Match $\text{List I}$ with the $\text{List II}$ and select the correct answer using the code given below the lists :

$\begin{array}{cccc}& \text{List I}& & \text{List II}\\ \text{(A)}& \text{If}\underset{x\to \infty }{lim}(\frac{x^2+1}{x+1}-ax-b)=0,\text{then}& \text{(P)}& a=\frac{3}{2},b\in R\\ \text{(B)}& \text{If}\underset{x\to 0}{lim}(1+ax+b{x}^2{)}^{2/x}=e^3,\text{then}& \text{(Q)}& a=1,b=-\frac{1}{2}\\ \text{(C)}& \text{If}\underset{x\to 0}{lim}\left(\frac{a{e}^x-b}{x}\right)=2,\text{then}& \text{(R)}& a=1,b=-1\\ \text{(D)}& \text{If}\underset{x\to \infty }{lim}\{\sqrt{(x^2-x+1)}-ax-b\}=0,\text{then}& \text{(S)}& a=2,b=2\end{array}$

Which of the following is the only CORRECT combination?

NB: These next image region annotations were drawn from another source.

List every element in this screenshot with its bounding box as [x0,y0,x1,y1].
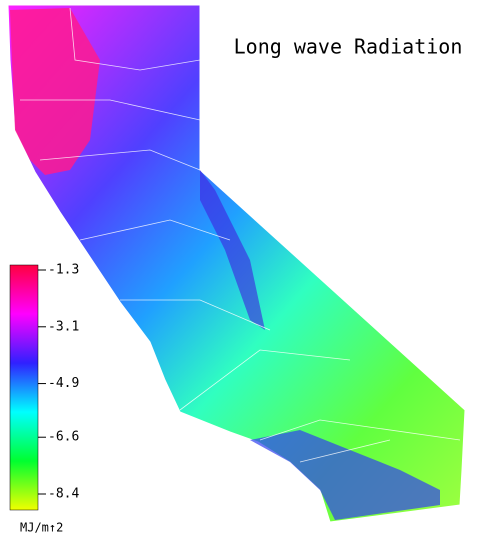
colorbar: MJ/m↑2 -1.3 -3.1 -4.9 -6.6 -8.4 [9,263,79,535]
south-coast-patch [250,430,440,520]
colorbar-scale [9,264,39,511]
map-title: Long wave Radiation [234,35,463,59]
california [7,4,466,523]
tick-label: -6.6 [48,430,79,445]
sierra-patch [200,170,265,330]
north-coast-patch [10,8,100,175]
colorbar-label: MJ/m↑2 [20,521,63,535]
tick-label: -1.3 [48,263,79,278]
county-line [20,7,461,463]
tick-label: -4.9 [48,376,79,391]
tick-label: -8.4 [48,487,79,502]
tick-label: -3.1 [48,319,79,334]
county-lines [20,7,461,463]
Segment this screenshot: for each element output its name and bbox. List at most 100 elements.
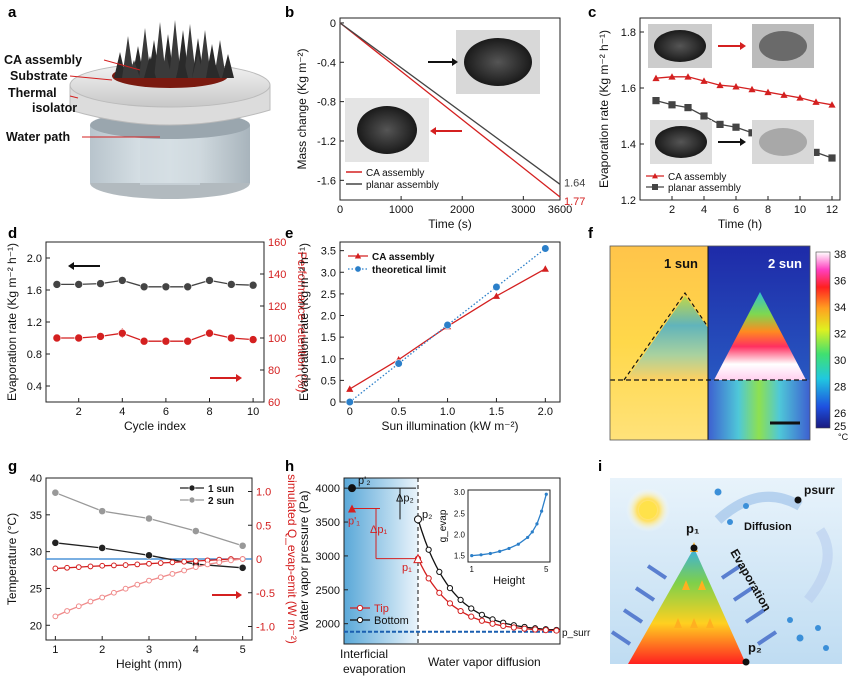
colorbar <box>815 251 831 429</box>
y-tick-label: 20 <box>30 620 42 632</box>
y-tick-label: 1.0 <box>321 354 336 366</box>
x-tick-label: 1.0 <box>440 406 455 418</box>
data-point <box>684 73 692 80</box>
data-point <box>425 575 432 582</box>
legend-label: planar assembly <box>366 180 439 191</box>
data-point <box>443 320 452 330</box>
label-2sun: 2 sun <box>768 256 802 271</box>
ca-cone <box>169 20 181 78</box>
label-p1: p₁ <box>402 562 412 574</box>
leader-ca <box>103 59 141 71</box>
legend-marker <box>356 604 364 612</box>
data-point <box>98 507 107 516</box>
data-point <box>96 279 105 288</box>
data-point <box>64 564 70 571</box>
data-point <box>157 560 164 566</box>
panel-letter-i: i <box>598 458 602 475</box>
data-point <box>652 97 660 105</box>
inset-point <box>516 542 520 546</box>
evap-arrow-left <box>610 630 632 646</box>
cone-triangle <box>628 548 746 664</box>
data-point <box>118 328 127 338</box>
y-tick-label: 0.8 <box>27 349 42 361</box>
data-point <box>248 335 258 344</box>
x-tick-label: 10 <box>247 406 259 418</box>
inset-y-tick-label: 1.5 <box>454 552 466 561</box>
data-point <box>75 564 82 570</box>
x-tick-label: 8 <box>765 204 771 216</box>
legend-label: planar assembly <box>668 183 741 194</box>
y-tick-label: 0 <box>330 397 336 409</box>
inset-point <box>498 549 502 554</box>
data-point <box>188 496 196 504</box>
data-point <box>169 559 176 566</box>
data-point <box>145 514 153 523</box>
y2-axis-title: Performance retention (%) <box>295 252 309 393</box>
label-water-path: Water path <box>6 130 70 144</box>
data-point <box>780 91 788 98</box>
data-point <box>668 73 676 80</box>
data-point <box>468 605 475 612</box>
x-tick-label: 1000 <box>389 204 413 216</box>
data-point <box>492 292 501 299</box>
evap-arrow-right <box>756 630 778 646</box>
data-point <box>652 184 658 190</box>
data-point <box>716 120 724 128</box>
evap-arrow-left <box>646 564 668 580</box>
y-tick-label: 2000 <box>316 619 340 631</box>
ca-cone-array <box>114 20 234 78</box>
region-label-interfacial-2: evaporation <box>343 662 406 676</box>
y-tick-label: 1.6 <box>27 285 42 297</box>
panel-e: e 0 0.5 1.0 1.5 2.0 0 0.5 1.0 1.5 2.0 2.5 3.0 3.5 Sun… <box>285 225 561 433</box>
inset-point <box>488 551 492 556</box>
data-point <box>500 622 507 630</box>
chart-d: 2 4 6 8 10 0.4 0.8 1.2 1.6 2.0 Cycle index Evaporat… <box>5 237 309 433</box>
x-axis-title: Cycle index <box>124 419 186 433</box>
x-tick-label: 2.0 <box>538 406 553 418</box>
end-label: 1.77 <box>564 196 585 208</box>
evap-arrow-left <box>634 586 656 602</box>
ca-cone <box>184 24 196 78</box>
x-tick-label: 3 <box>146 644 152 656</box>
colorbar-unit: °C <box>838 432 849 442</box>
inset-x-title: Height <box>493 575 525 587</box>
ca-cone <box>222 54 234 78</box>
data-point <box>468 613 475 620</box>
label-ca-assembly: CA assembly <box>4 53 82 67</box>
data-point <box>205 328 214 338</box>
data-point <box>446 600 454 607</box>
data-point <box>52 613 59 620</box>
label-p2: p₂ <box>422 509 432 521</box>
panel-h: h 2000 2500 3000 3500 4000 Water vapor pressu… <box>285 458 591 676</box>
y2-axis-title: simulated Q_evap-emit (W m⁻²) <box>285 474 299 644</box>
y-tick-label: 2.0 <box>27 253 42 265</box>
ca-cone <box>144 56 156 78</box>
data-point <box>139 336 149 346</box>
legend-label: 2 sun <box>208 496 234 507</box>
plot-frame <box>339 241 561 403</box>
data-point <box>446 584 454 592</box>
data-point <box>425 546 432 553</box>
legend-label: Bottom <box>374 615 409 627</box>
data-point <box>436 568 443 576</box>
series-line <box>655 76 833 106</box>
y-tick-label: 3.0 <box>321 267 336 279</box>
region-label-diffusion: Water vapor diffusion <box>428 655 541 669</box>
leader-isolator <box>69 95 79 99</box>
data-point <box>239 556 246 562</box>
panel-letter-a: a <box>8 4 17 21</box>
y-tick-label: 1.4 <box>621 139 636 151</box>
data-point <box>192 558 199 564</box>
y-tick-label: 2.5 <box>321 289 336 301</box>
inset-point <box>540 509 544 513</box>
inset-y-tick-label: 2.5 <box>454 509 466 518</box>
data-point <box>668 101 676 109</box>
inset-point <box>507 546 511 551</box>
data-point <box>145 551 153 560</box>
data-point <box>139 282 149 292</box>
y2-tick-label: 100 <box>268 333 286 345</box>
data-point <box>542 627 549 634</box>
panel-i: i p₁ p₂ psurr Diffusion Evaporation <box>598 458 842 666</box>
y2-tick-label: 160 <box>268 237 286 249</box>
panel-d: d 2 4 6 8 10 0.4 0.8 1.2 1.6 2.0 Cycle index Evapor… <box>5 225 309 433</box>
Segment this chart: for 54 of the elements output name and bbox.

• A. $\left(B\right)\to \left(P\right),\left(C\right)\to \left(S\right)$
• B. $\left(B\right)\to \left(Q\right),\left(C\right)\to \left(R\right)$
• C. $\left(B\right)\to \left(R\right),\left(C\right)\to \left(Q\right)$
• D. $\left(B\right)\to \left(S\right),\left(C\right)\to \left(S\right)$

Answer 1

The correct option is A $\left(B\right)\to \left(P\right),\left(C\right)\to \left(S\right)$

$\underset{x\to 0}{lim}(1+ax+b{x}^2{)}^{2/x}=e^3$ $(1^{\infty }$ form$)$
$\Rightarrow e^{\underset{x\to 0}{lim}\left(\frac{2(ax+b{x}^2)}{x}\right)}=e^3\Rightarrow e^{\underset{x\to 0}{lim}(2a+2bx)}=e^3$
For existence of limit,
$a=\frac{3}{2}$ and $b\in R$

$\underset{x\to 0}{lim}\left(\frac{a{e}^x-b}{x}\right)=2$
Apply expansion of $e^x$
$\underset{x\to 0}{lim}\left(\frac{a(1+\frac{x}{1!}+\frac{x^2}{2!}+\dots )-b}{x}\right)=2$
$\Rightarrow \underset{x\to 0}{lim}\left(\frac{(a-b)+a(\frac{x}{1!}+\frac{x^2}{2!}+\dots )}{x}\right)=2$
For existence of limit,
$a-b=0\Rightarrow a=b$
$\underset{x\to 0}{lim}\left(a\right)=2$
$\Rightarrow a=2=b$